Which leads to the related question: if we change our VRF key:

  • In what manner would we run the cardano-node command so it is aware of the old key (which it must continue to use) and the new key (to which it will transition at the next boundary?
  • Or are we expected to restart cardano-node ourself precisely at the relevant epoch boundary, pointing to the new key?

And please, how on earth did you identify this issue? I’m impressed but still curious if uncommon issues like this are documented anywhere. It seems like the kind of thing pool operators would run into only by accident: in this case, only finding out upon investigating why they were unable to produce the blocks they were elected for… :cry:

Answers inline

  • In what manner would we run the cardano-node command so it is aware of the old key (which it must continue to use) and the new key (to which it will transition at the next boundary?
    I can only theoretically say how this will work, so don’t take my word for it. The VRF pair should not need to be regenerated. To ensure you don’t have any downtime in your producer node, you could run two BPs, one with the old VRF skey, and one with the new VRF skey. There is no risk of forking the chain since only one VRF will be during an epoch. Once the network has transitioned to the epoch where the old VRF pair is no longer needed, then you can close the second producer node.
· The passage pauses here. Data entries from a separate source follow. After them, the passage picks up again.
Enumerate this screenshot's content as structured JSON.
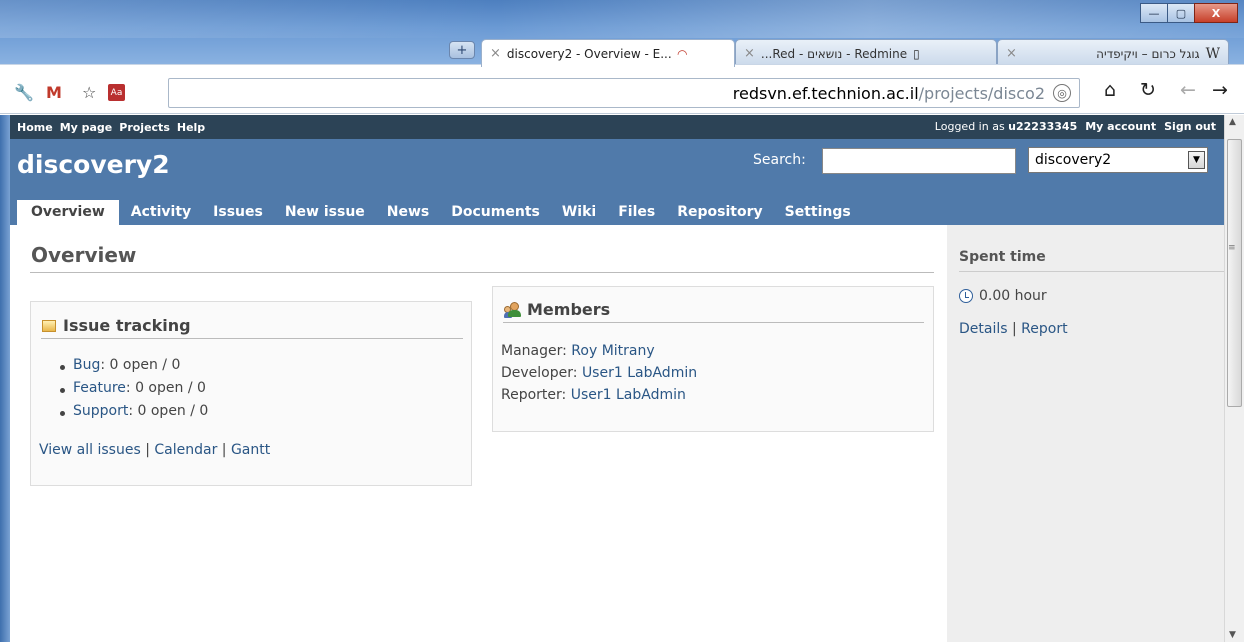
{
  "browser": {
    "tabs": [
      {
        "title": "discovery2 - Overview - E...",
        "favicon": "redmine-icon",
        "active": true
      },
      {
        "title": "...Red - נושאים - Redmine",
        "favicon": "page-icon",
        "active": false
      },
      {
        "title": "גוגל כרום – ויקיפדיה",
        "favicon": "wikipedia-icon",
        "active": false
      }
    ],
    "new_tab_label": "+",
    "close_tab_glyph": "×",
    "wiki_glyph": "W",
    "url_host": "redsvn.ef.technion.ac.il",
    "url_path": "/projects/disco2",
    "window_buttons": {
      "minimize": "—",
      "maximize": "▢",
      "close": "X"
    }
  },
  "top_menu": {
    "items": [
      "Home",
      "My page",
      "Projects",
      "Help"
    ],
    "logged_in_prefix": "Logged in as",
    "username": "u22233345",
    "my_account": "My account",
    "sign_out": "Sign out"
  },
  "header": {
    "project_title": "discovery2",
    "search_label": "Search:",
    "search_value": "",
    "project_select_value": "discovery2"
  },
  "main_menu": {
    "tabs": [
      "Overview",
      "Activity",
      "Issues",
      "New issue",
      "News",
      "Documents",
      "Wiki",
      "Files",
      "Repository",
      "Settings"
    ],
    "selected": "Overview"
  },
  "content": {
    "title": "Overview",
    "issue_tracking": {
      "heading": "Issue tracking",
      "trackers": [
        {
          "name": "Bug",
          "text": ": 0 open / 0"
        },
        {
          "name": "Feature",
          "text": ": 0 open / 0"
        },
        {
          "name": "Support",
          "text": ": 0 open / 0"
        }
      ],
      "links": [
        "View all issues",
        "Calendar",
        "Gantt"
      ],
      "separator": " | "
    },
    "members": {
      "heading": "Members",
      "rows": [
        {
          "role": "Manager: ",
          "name": "Roy Mitrany"
        },
        {
          "role": "Developer: ",
          "name": "User1 LabAdmin"
        },
        {
          "role": "Reporter: ",
          "name": "User1 LabAdmin"
        }
      ]
    }
  },
  "sidebar": {
    "spent_time_title": "Spent time",
    "hours": "0.00 hour",
    "details": "Details",
    "report": "Report",
    "separator": " | "
  },
  "colors": {
    "header_bg": "#507aaa",
    "top_menu_bg": "#2c4356",
    "link": "#2a5685",
    "sidebar_bg": "#eeeeee"
  }
}
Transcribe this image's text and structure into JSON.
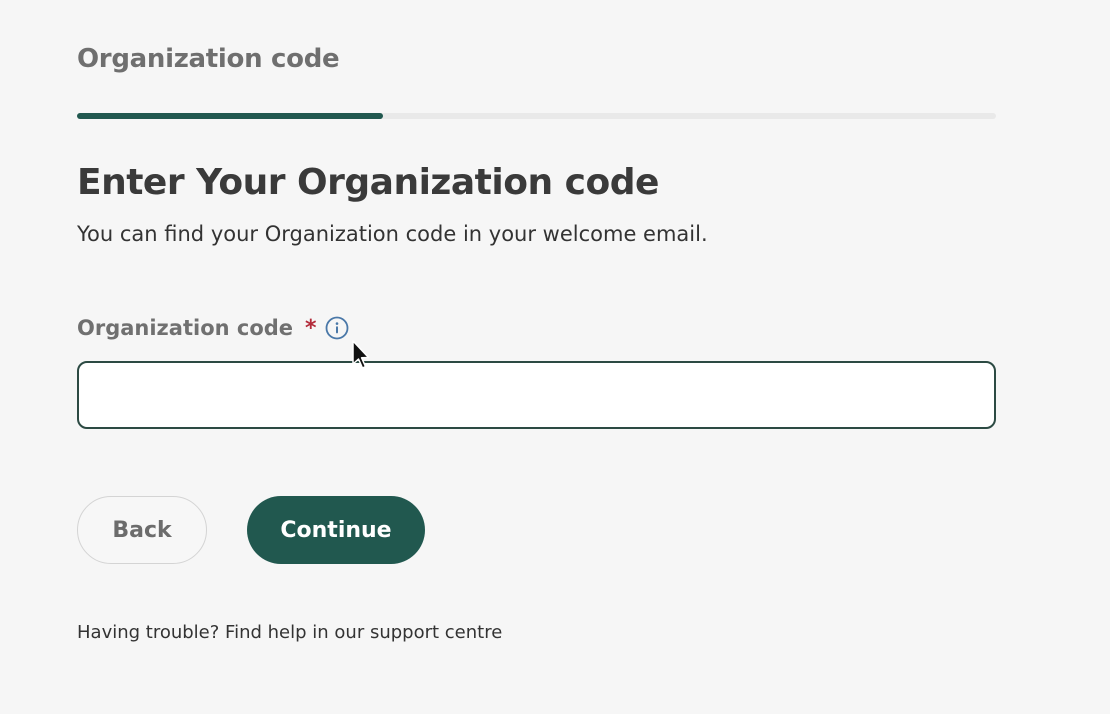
{
  "header": {
    "step_title": "Organization code",
    "progress_fraction": 0.333
  },
  "main": {
    "heading": "Enter Your Organization code",
    "subtext": "You can find your Organization code in your welcome email.",
    "field": {
      "label": "Organization code",
      "required_mark": "*",
      "info_icon": "info-circle-icon",
      "value": "",
      "placeholder": ""
    },
    "buttons": {
      "back_label": "Back",
      "continue_label": "Continue"
    },
    "help": {
      "prefix": "Having trouble?",
      "link_label": "Find help in our support centre"
    }
  },
  "colors": {
    "accent": "#21584f",
    "required": "#b32b3a",
    "info": "#4a78a8",
    "background": "#f6f6f6"
  }
}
  • Or are we expected to restart cardano-node ourself precisely at the relevant epoch boundary, pointing to the new key?
    See answer above. You don’t need to. You can theoretically run two producer nodes with two different VRFs at the same time.

  • And please, how on earth did you identify this issue?
    There were folks that accidentally generated and registered a new VRF pair as part of the steps when they were rotating their KES keys, so some folks were wondering why they weren’t minting blocks.

I found these verification steps because I was having extremely bad luck at the start of Shelley and was wondering if anything was wrong with my setup. I had checked the Leader logs from the producer and all was good, but was wondering if I had flubbed my VRF key pair. Turns out I didn’t, after verifying using the steps in the OP, and had just encountered really bad luck because I was able to mint in epochs after with the same setup.

2 Likes

That’s a brilliant workaround; I didn’t think of it. Also thanks for providing the rest of the problem history :sunglasses:

This is a key piece of information that I missed along the way and has caused more than a little head scratching. I was operating off of the premise that updates take place after two epochs.

1 Like

Yeah. The reason for that is to prevent stake pools from ramping the fee to 100% and trapping stakers in a snapshot, since rewards are distributed 2 epochs after a snapshot.

4 Likes

Thanks this was very helpful, I had multiple vrf.skey files, obviously got them mixed up and subsequently kept producing invalid blocks due to the mismatch between the registered vrf.vkey and vrf.skey used to run the node.
I managed to locate the correct vrf.skey and restart the node.
I swapped the vrf.skey within the same epoch to resolve the issue.